De acordo com tal filosofia, o sexo já não é um dado originário da natureza que o homem deve aceitar e preencher pessoalmente de significado, mas uma função social que cada qual decide autonomamente, enquanto até agora era a sociedade quem a decidia.

Salta aos olhos a profunda falsidade desta teoria e da revolução antropológica que lhe está subjacente.

O homem contesta o facto de possuir uma natureza pré-constituída pela sua corporeidade, que caracteriza o ser humano. Nega a sua própria natureza, decidindo que esta não lhe é dada como um facto pré-constituído, mas é ele próprio quem a cria.

De acordo com a narração bíblica da criação, pertence à essência da criatura humana ter sido criada por Deus como homem ou como mulher. Esta dualidade é essencial para o ser humano, como Deus o fez.

É precisamente esta dualidade como ponto de partida que é contestada.

Deixou de ser válido aquilo que se lê na narração da criação: «Ele os criou homem e mulher» (Gn1, 27).
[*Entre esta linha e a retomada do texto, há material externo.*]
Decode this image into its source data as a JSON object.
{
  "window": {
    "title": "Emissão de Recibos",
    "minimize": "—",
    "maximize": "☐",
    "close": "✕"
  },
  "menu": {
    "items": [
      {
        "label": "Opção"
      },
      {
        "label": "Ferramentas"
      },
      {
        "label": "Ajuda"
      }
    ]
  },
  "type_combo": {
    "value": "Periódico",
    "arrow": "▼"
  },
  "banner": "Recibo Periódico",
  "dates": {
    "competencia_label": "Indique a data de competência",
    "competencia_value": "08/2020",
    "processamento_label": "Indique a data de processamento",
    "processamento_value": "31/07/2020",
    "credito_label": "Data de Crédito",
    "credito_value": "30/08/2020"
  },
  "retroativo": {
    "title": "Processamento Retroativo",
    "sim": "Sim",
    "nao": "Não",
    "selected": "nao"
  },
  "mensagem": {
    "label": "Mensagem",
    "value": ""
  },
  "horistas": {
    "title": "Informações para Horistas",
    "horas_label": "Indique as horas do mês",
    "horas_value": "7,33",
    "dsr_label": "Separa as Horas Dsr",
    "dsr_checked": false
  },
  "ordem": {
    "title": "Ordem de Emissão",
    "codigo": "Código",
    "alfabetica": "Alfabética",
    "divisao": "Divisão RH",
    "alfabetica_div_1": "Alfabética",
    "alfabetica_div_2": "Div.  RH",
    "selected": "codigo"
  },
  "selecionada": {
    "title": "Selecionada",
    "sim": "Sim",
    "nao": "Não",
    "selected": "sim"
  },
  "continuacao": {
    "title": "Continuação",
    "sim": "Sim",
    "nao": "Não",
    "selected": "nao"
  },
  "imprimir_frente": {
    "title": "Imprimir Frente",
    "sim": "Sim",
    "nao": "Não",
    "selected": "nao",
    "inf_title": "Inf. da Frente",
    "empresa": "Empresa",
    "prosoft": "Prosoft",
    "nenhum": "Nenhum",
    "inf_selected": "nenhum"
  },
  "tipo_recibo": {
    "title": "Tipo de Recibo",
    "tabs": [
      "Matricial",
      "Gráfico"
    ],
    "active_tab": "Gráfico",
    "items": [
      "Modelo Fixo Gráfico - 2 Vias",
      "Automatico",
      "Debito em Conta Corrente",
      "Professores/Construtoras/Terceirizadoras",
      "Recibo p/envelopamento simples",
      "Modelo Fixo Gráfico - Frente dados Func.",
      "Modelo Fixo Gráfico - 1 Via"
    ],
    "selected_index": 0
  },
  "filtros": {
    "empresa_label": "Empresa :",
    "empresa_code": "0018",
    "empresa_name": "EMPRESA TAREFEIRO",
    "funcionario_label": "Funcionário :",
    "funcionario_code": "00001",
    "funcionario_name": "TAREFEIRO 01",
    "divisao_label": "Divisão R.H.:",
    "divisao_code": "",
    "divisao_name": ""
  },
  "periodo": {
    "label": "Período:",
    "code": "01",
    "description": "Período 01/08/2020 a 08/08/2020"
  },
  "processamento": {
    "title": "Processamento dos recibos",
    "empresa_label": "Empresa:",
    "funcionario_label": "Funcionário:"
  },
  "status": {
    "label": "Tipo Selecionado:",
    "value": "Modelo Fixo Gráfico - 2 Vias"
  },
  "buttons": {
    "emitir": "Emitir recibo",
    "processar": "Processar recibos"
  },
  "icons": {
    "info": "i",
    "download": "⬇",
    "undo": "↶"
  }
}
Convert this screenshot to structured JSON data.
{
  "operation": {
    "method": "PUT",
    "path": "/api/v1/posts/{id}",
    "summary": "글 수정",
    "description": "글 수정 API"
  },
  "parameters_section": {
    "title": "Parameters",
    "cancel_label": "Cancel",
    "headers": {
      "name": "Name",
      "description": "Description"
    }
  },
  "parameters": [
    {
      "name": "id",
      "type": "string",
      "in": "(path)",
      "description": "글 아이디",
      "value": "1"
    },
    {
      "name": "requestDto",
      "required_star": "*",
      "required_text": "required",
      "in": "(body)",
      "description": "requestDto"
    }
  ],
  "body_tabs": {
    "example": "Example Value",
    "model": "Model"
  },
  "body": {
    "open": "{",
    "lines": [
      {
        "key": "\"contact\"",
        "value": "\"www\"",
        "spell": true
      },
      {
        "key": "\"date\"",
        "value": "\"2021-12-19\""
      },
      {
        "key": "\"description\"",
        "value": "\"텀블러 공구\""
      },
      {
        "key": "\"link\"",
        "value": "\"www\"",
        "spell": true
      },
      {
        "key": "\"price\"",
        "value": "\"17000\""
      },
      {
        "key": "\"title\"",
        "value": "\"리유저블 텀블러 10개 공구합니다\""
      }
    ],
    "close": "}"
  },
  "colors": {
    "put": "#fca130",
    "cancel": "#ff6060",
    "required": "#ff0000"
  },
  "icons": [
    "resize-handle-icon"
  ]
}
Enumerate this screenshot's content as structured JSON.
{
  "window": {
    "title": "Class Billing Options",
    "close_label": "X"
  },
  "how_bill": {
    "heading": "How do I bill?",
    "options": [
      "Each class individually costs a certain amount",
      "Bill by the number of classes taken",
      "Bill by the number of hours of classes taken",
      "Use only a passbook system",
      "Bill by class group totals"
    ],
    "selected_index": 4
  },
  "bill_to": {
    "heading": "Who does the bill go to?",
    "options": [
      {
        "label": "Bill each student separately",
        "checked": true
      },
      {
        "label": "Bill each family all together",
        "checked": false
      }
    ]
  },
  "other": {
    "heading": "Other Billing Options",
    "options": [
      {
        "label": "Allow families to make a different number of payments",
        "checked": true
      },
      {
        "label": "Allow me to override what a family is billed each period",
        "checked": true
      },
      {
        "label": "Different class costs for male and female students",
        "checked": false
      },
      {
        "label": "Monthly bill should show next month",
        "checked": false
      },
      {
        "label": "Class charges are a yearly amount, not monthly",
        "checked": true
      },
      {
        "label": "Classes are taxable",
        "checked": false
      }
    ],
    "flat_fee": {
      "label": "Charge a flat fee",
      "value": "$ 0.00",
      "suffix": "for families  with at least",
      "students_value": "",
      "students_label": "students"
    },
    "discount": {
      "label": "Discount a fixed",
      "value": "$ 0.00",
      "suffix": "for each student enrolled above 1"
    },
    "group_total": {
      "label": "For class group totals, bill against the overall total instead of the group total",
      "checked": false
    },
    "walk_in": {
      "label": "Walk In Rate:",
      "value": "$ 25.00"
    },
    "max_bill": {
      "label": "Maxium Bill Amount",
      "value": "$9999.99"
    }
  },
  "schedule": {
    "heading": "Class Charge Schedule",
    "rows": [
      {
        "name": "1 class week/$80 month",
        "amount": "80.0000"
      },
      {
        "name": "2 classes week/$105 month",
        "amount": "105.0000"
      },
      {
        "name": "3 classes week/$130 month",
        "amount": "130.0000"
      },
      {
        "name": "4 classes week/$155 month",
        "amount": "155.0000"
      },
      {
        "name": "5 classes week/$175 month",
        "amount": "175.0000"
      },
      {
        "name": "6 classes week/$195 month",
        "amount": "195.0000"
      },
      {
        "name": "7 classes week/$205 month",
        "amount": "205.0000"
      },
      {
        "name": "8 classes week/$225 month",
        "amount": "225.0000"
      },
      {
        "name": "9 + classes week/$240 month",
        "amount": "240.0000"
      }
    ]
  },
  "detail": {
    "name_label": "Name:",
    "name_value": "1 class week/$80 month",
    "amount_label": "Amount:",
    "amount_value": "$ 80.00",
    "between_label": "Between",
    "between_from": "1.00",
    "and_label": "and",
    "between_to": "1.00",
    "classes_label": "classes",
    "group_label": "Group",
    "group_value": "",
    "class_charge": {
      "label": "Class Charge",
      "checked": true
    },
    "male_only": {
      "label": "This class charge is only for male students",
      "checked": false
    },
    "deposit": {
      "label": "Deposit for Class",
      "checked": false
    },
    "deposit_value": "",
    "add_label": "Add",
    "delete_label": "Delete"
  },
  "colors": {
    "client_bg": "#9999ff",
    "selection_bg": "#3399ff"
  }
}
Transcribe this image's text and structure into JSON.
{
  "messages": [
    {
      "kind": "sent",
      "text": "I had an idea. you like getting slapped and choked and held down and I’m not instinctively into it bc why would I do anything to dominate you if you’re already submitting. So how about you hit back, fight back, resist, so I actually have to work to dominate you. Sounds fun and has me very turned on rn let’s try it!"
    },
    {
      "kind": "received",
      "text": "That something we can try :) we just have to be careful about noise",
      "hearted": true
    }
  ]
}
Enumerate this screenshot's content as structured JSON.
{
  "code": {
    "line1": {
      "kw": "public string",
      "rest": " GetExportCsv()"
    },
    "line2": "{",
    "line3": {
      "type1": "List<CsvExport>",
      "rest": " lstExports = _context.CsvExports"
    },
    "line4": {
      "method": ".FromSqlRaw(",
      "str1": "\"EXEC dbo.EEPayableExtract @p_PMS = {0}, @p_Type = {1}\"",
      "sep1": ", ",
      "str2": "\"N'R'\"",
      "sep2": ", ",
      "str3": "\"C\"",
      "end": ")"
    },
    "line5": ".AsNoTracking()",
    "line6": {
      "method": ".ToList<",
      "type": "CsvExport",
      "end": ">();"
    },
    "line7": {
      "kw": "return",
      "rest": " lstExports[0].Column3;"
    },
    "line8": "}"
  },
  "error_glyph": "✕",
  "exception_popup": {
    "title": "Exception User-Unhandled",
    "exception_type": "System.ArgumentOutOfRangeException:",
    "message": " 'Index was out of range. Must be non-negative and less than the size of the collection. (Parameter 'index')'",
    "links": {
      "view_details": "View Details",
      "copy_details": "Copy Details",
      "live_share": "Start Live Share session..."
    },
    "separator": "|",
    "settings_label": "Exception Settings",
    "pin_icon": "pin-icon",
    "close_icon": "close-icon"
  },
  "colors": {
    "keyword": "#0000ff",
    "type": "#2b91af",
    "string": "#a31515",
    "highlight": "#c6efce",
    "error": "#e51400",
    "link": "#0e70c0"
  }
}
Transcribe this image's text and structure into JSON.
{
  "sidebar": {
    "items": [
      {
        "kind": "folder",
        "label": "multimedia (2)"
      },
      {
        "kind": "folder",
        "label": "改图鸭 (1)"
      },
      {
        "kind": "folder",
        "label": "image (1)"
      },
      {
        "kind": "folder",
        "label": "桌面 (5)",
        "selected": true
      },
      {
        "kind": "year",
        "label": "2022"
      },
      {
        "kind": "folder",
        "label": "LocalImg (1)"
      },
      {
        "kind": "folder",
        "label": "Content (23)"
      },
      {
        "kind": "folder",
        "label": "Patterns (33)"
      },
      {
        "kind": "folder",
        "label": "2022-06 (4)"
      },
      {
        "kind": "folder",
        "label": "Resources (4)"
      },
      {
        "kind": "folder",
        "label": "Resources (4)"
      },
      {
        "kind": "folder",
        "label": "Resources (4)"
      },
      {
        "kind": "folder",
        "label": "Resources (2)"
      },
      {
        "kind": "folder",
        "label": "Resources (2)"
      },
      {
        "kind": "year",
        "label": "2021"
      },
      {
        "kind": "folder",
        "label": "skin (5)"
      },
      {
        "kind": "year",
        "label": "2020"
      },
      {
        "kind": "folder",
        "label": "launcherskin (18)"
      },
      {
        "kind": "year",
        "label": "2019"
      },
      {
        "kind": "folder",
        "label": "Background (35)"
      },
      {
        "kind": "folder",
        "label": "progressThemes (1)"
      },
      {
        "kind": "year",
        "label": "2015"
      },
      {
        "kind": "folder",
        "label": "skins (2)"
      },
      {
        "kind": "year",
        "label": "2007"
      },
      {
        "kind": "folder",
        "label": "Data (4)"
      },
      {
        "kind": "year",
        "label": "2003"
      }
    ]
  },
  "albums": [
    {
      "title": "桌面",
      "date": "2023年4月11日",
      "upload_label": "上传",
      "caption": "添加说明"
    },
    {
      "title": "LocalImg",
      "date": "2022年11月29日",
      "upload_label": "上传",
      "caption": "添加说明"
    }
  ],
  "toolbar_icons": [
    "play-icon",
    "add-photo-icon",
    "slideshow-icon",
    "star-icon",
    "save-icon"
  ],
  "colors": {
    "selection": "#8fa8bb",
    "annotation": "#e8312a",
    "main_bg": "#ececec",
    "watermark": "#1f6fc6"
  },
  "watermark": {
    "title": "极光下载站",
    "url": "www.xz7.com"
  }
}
Isto deixou de ser válido, para valer que não foi Ele que os criou homem e mulher; mas teria sido a sociedade a determiná-lo até agora, ao passo que agora somos nós mesmos a decidir sobre isto.

Homem e mulher como realidade da criação, como natureza da pessoa humana, já não existem.

O homem contesta a sua própria natureza; agora, é só espírito e vontade.

A manipulação da natureza, que hoje deploramos relativamente ao meio ambiente,torna-se aqui a escolha básica do homem a respeito de si mesmo.

Agora existe apenas o homem em abstracto, que em seguida escolhe para si, autonomamente, uma outra coisa para sua natureza. Homem e mulher são contestados como exigência, ditada pela criação, de haver formas da pessoa humana que se completam mutuamente.

Se, porém, não há a dualidade de homem e mulher como um dado da criação, então deixa de existir também a família como realidade pré-estabelecida pela criação.

Mas, em tal caso, também a prole perdeu o lugar que até agora lhe competia, e a dignidade particular que lhe é própria; Bernheim mostra como o filho, de sujeito jurídico que era com direito próprio, passa agora necessariamente a objecto, ao qual se tem direito e que, como objecto de um direito, se pode adquirir.

Onde a liberdade do fazer se torna liberdade de fazer-se a si mesmo, chega-se necessariamente a negar o próprio Criador; e, consequentemente, o próprio homem como criatura de Deus, como imagem de Deus, é degradado na essência do seu ser.

Na luta pela família, está em jogo o próprio homem.

E torna-se evidente que, onde Deus é negado, dissolve-se também a dignidade do homem. Quem defende Deus, defende o homem.